Object ID:
1992.84
Title:
Bertha Shepard Slate
Description:
Cast aluminum slate, assembled from two pieces, a molded top and a flat bottom secured by 11 steel screws; top cast with pentagonal cells (432 total: 18 cells vertically by 24 cells horizontally) and three tray compartments at top to hold the type; "The Bertha Shepard Slate" cast above strage compartments; twelve (12) brass pentagonal type pieces, each with a bar on one side and two dots on the other.
Date:
ca. 1935
Made by:
American Printing House for the Blind
Place of Origin:
Louisville, KY
Collection:
APH Collection
Provenance:
Pentagonal arithmetic frames were originally developed at the Glasgow Asylum for the Blind around 1829. By turning the type in place, numbers 0-9 and operators were represented. APH began experimenting with different styles of arithmetic frames in the 1930s.

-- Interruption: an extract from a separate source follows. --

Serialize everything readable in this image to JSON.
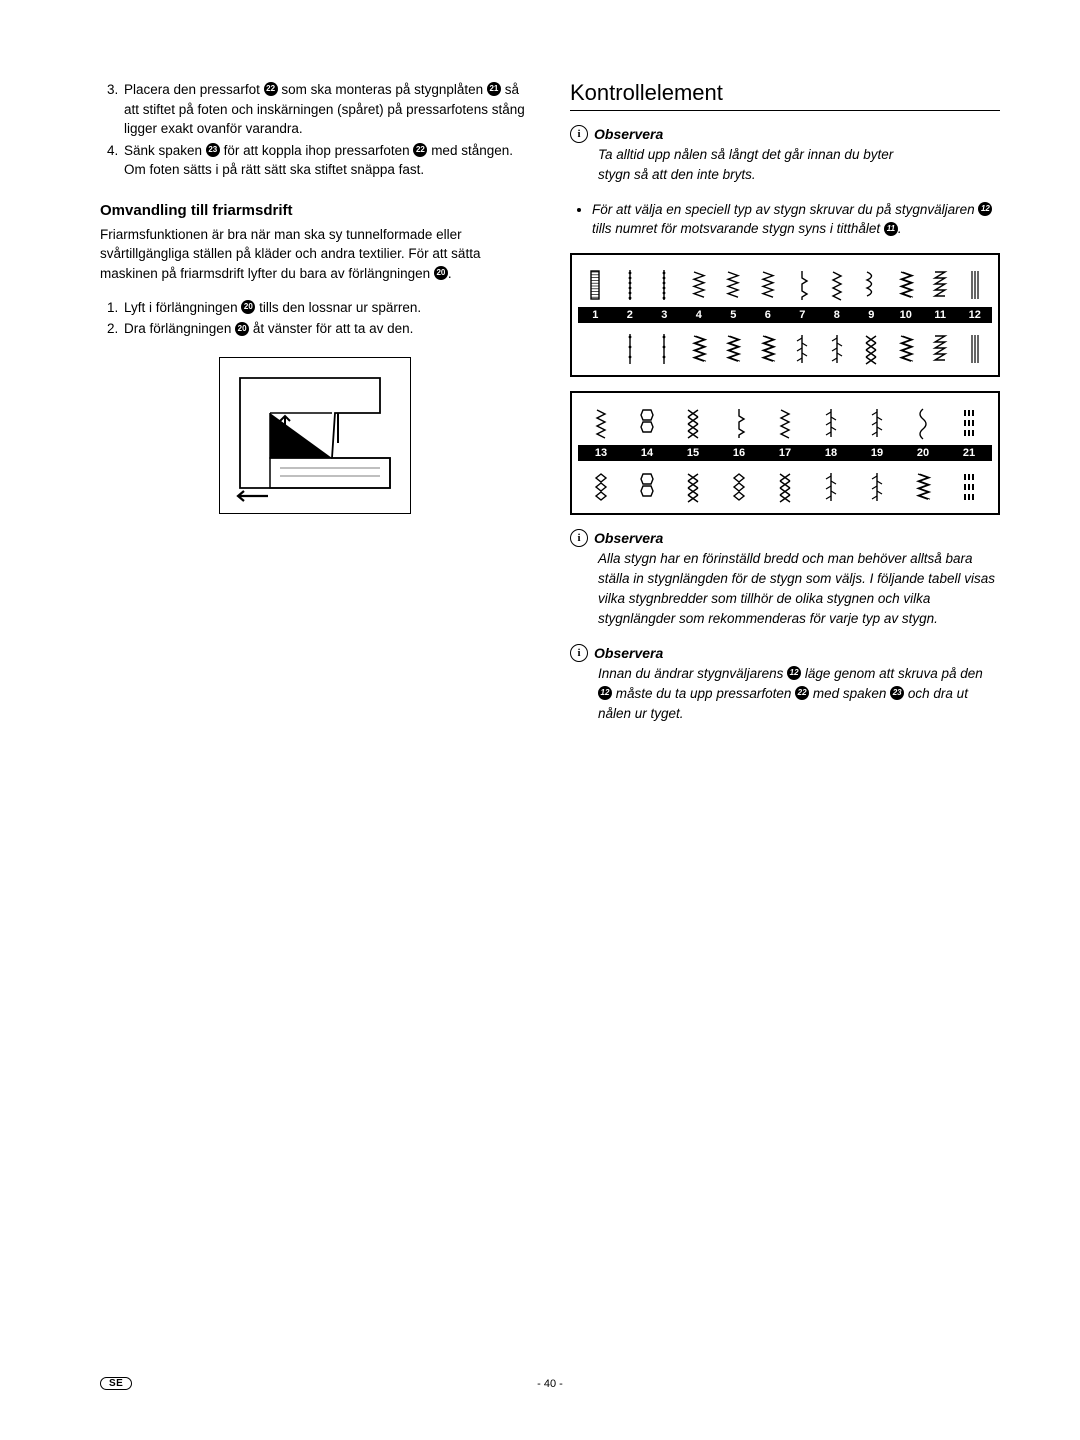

In a letter to the head of the American Foundation for the Blind, Robert Irwin, APH President A.C. Ellis reported that he hoped to have a "small supply" of a pentagonal arithmetic frame available as early as January 1933. The frames first entered the catalog in 1935. By 1937, however, the pentagonal frame was no longer in the catalog, in favor of a gridded frame which used type cast with raised numerals in the "Philadephia style." A year later, APH introduced its version of the Taylor arithmetic slate, which used octagonal holes, but was similar in concept to the pentagonal design.